Вяльцев хотел возмутиться и выразить сочувствие одной фразой и начал было подбирать её, но последовало приглашение в кабинет, где приступали к разбору дела Тосина. В неуютном помещении с бюрократически-унылой обстановкой, за длинным общим столом, составленным из нескольких обычных, сидело с десяток невзрачных людей. Инспектор был в мундире; определить профессии остальных по их внешнему виду было невозможно. Вяльцев знал, что в комиссию обычно входят психолог, нарколог, психиатр, представитель РУО; но здесь членов было больше, и они не представились. Места для вошедших находились как-то сбоку от общего стола, и Вяльцев подумал: «Виктория Дмитриевна подемократичней будет».
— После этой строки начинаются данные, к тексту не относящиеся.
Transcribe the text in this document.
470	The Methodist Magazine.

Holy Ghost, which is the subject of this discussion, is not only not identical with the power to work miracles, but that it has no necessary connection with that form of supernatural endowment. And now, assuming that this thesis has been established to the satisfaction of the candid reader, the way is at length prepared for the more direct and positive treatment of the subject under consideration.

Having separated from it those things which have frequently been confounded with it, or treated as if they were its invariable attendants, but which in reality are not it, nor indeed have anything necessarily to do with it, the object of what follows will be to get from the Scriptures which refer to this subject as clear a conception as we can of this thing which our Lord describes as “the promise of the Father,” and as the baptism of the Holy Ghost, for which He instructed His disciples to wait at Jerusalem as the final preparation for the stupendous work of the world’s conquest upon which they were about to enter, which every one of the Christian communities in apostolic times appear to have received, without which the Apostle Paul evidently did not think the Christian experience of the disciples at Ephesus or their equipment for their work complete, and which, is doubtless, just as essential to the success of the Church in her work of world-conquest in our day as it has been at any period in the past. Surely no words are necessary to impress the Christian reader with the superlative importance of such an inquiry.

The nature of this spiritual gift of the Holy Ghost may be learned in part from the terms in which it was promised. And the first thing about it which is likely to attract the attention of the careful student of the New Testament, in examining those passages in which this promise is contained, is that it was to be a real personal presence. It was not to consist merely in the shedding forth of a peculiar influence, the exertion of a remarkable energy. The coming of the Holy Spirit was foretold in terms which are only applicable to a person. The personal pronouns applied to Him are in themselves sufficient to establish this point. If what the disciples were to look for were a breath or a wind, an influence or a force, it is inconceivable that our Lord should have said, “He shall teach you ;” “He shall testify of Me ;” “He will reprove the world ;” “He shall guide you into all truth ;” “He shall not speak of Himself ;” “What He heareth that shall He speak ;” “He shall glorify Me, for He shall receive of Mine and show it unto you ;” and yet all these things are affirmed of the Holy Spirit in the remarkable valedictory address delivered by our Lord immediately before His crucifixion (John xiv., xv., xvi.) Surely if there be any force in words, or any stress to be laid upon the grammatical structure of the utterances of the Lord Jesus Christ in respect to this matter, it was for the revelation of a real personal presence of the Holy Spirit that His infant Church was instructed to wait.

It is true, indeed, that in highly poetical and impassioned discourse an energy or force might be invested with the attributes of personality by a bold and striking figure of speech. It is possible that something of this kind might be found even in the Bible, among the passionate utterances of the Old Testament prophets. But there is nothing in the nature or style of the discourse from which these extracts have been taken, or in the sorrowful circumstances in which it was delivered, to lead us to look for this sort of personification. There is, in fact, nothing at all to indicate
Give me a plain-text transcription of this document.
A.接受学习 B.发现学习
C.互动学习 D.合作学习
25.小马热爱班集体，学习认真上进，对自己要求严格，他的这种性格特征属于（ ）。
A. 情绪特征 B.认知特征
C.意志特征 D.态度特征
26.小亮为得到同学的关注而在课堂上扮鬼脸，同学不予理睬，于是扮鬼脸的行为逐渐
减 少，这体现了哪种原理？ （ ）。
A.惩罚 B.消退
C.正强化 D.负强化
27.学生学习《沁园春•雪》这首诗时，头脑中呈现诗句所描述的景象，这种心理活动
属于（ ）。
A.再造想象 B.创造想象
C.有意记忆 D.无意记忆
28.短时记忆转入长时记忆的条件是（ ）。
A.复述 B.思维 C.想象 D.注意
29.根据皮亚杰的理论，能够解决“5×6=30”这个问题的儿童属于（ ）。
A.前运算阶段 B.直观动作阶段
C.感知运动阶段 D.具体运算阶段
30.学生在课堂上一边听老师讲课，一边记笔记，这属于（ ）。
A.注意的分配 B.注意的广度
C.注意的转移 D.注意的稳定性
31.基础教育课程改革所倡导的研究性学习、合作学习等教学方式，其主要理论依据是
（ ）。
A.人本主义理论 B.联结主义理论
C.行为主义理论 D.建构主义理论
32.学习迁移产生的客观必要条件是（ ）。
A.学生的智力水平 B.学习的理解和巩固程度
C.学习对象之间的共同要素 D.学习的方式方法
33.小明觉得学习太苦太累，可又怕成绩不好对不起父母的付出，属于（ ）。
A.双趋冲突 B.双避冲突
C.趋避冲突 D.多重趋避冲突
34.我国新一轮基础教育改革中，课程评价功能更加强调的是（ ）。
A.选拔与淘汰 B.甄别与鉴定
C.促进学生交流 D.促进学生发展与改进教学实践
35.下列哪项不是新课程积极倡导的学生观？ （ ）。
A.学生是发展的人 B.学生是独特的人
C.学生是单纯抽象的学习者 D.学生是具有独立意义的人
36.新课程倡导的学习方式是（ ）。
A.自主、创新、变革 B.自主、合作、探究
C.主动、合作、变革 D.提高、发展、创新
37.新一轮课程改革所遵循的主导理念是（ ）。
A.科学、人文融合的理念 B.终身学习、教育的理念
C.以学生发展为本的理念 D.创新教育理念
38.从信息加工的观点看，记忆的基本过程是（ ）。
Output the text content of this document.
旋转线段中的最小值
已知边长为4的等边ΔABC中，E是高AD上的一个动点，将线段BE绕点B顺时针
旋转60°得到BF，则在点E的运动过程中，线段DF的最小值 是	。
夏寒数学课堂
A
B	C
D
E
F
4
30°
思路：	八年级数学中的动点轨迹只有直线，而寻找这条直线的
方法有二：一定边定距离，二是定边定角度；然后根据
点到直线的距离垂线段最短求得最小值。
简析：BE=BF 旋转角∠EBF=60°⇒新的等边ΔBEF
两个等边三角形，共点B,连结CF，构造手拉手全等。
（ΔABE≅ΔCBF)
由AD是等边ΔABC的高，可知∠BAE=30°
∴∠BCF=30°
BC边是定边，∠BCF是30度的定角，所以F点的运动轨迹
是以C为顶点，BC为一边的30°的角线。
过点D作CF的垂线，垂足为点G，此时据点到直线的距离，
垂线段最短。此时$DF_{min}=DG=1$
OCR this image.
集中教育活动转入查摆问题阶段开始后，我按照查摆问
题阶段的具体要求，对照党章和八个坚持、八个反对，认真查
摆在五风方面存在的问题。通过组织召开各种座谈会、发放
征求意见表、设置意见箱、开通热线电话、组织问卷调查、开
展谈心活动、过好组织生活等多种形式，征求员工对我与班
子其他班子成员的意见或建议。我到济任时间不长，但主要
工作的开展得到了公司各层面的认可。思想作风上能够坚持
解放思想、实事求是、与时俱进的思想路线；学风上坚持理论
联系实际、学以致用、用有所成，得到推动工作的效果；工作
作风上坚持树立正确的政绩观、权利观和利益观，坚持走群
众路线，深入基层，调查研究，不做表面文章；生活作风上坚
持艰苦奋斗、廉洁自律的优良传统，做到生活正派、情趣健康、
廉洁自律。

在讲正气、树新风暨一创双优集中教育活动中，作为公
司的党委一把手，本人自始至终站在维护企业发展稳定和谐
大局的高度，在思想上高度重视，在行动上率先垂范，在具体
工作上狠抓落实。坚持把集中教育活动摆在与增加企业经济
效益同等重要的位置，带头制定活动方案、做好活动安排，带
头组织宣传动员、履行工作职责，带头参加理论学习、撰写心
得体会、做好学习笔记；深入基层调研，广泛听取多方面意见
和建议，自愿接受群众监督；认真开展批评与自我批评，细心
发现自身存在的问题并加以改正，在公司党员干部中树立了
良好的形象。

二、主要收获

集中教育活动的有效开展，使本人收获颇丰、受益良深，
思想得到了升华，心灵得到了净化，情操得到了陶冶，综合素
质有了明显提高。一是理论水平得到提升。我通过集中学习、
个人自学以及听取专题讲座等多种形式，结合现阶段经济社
Началось рассмотрение дела. Некто с неприметным лицом, сидевший в центре, стал официально-безразличным тоном зачитывать выдержки из протокола совета профилактики, содержащие описание инцидента; характеристику учащегося; объяснения ребёнка и родителей; принятое советом решение. Процедура во многом повторяла школьную, только заседали в комиссии уже люди посерьёзней. Впрочем, явных причин для чего-то экстраординарного не имелось, и Вяльцев, несмотря на лёгкую нервозность, постарался благодушно настроиться на детективный лад: по ходу обсуждения угадывать профессии тех, кто перед ним заседает.

Закончив с протоколом, перешли к беседе с учеником. Серёжа, хоть и робел, отвечал внятно, признавая свою неправоту.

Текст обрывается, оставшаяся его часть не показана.